The Dante Society of America is an American academic society devoted to the study of Dante Alighieri. the oldest scholarly societies in North America, the DSA predates both the Modern Language Association, founded in 1883, and the American Historical Association, founded in 1884. After the Deutsche Dante-Gesellschaft (founded in 1865) it is the second-oldest scholarly organization devoted to the study of this medieval Italian poet. The Dante Society of America is also one of the first scholarly societies in the United States to welcome women among its founding members. The current president is Alison Cornish of New York University.

Early history
The society was formally established in 1881 by Henry Wadsworth Longfellow, James Russell Lowell, and Charles Eliot Norton, who were its first three presidents. Without the impetus of Longfellow, both as a translator and as an educator, the Dante Society of America might never have come into being.  Scholar Karl Witte had initiated and sustained an early Deutsche Dante-Gesellschaft in Germany for a dozen years before it ceased its activities in 1877. One year earlier, a similar group had come together in Oxford, with scholar Edward Moore at its helm, but it was Longfellow, with his translation of the Italian epic poem, who first brought the Americans James Russell Lowell and Charles Eliot Norton to his table at Craigie House to discuss Dante.

While Longfellow was designated the first president of the Society, the actual inauguration did not take place until May 16, 1882, two months after Longfellow's death. There, the forty-eight members mourned the loss of Longfellow, while electing Lowell to continue the leadership of the Society.
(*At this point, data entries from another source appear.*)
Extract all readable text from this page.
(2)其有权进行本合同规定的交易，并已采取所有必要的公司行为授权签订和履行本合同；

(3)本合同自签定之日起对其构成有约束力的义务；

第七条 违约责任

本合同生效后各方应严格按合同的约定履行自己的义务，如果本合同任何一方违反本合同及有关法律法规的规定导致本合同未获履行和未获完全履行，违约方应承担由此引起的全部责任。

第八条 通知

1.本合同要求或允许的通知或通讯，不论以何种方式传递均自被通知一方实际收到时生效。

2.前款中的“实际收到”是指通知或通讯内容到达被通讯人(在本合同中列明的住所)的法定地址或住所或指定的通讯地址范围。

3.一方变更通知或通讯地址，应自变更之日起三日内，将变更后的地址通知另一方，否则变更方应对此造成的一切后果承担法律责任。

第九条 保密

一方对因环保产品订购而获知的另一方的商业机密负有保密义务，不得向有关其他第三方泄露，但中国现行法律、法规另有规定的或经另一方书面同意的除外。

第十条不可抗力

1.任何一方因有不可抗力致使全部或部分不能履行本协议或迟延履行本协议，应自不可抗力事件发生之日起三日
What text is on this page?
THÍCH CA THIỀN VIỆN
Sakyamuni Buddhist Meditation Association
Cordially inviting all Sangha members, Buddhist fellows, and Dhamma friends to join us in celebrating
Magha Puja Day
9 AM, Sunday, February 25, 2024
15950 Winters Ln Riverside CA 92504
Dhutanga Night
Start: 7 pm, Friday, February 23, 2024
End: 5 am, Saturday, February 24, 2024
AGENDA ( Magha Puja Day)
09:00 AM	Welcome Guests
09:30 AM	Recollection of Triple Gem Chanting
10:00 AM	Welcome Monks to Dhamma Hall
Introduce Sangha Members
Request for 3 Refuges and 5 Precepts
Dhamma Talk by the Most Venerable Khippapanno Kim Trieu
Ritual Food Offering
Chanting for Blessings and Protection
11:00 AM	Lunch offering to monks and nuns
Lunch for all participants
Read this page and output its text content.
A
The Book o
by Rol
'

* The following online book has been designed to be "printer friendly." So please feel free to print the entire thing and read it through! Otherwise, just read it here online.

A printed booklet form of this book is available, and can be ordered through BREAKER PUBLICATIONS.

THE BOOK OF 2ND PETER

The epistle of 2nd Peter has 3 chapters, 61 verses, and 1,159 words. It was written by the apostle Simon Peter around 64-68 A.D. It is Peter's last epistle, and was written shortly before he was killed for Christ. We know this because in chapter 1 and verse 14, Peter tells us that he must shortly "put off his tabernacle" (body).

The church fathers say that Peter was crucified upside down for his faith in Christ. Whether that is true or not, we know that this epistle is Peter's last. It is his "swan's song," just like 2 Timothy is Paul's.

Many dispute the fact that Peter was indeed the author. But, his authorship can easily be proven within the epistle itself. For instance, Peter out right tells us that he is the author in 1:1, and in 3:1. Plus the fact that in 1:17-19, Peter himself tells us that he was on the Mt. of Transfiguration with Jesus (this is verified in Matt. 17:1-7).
Founded in Cambridge, Mass., the society has always been closely associated with Harvard University, due in no small part to the lasting influence of these three professors. Harvard was one of the first American universities to make instruction in modern languages (in addition to classical languages) part of its curriculum. Edward Everett Hale, an early member of the Society, remembered his Italian lessons and Longfellow's lectures at Harvard:

Longfellow read the whole of Dante with us and we were well prepared for this by what we had read with [Pietro] Bachi ... And I can say that when we came to hear Longfellow lecture, we were more than prepared for his lectures by the very thorough work which Bachi had done in this same subject with us.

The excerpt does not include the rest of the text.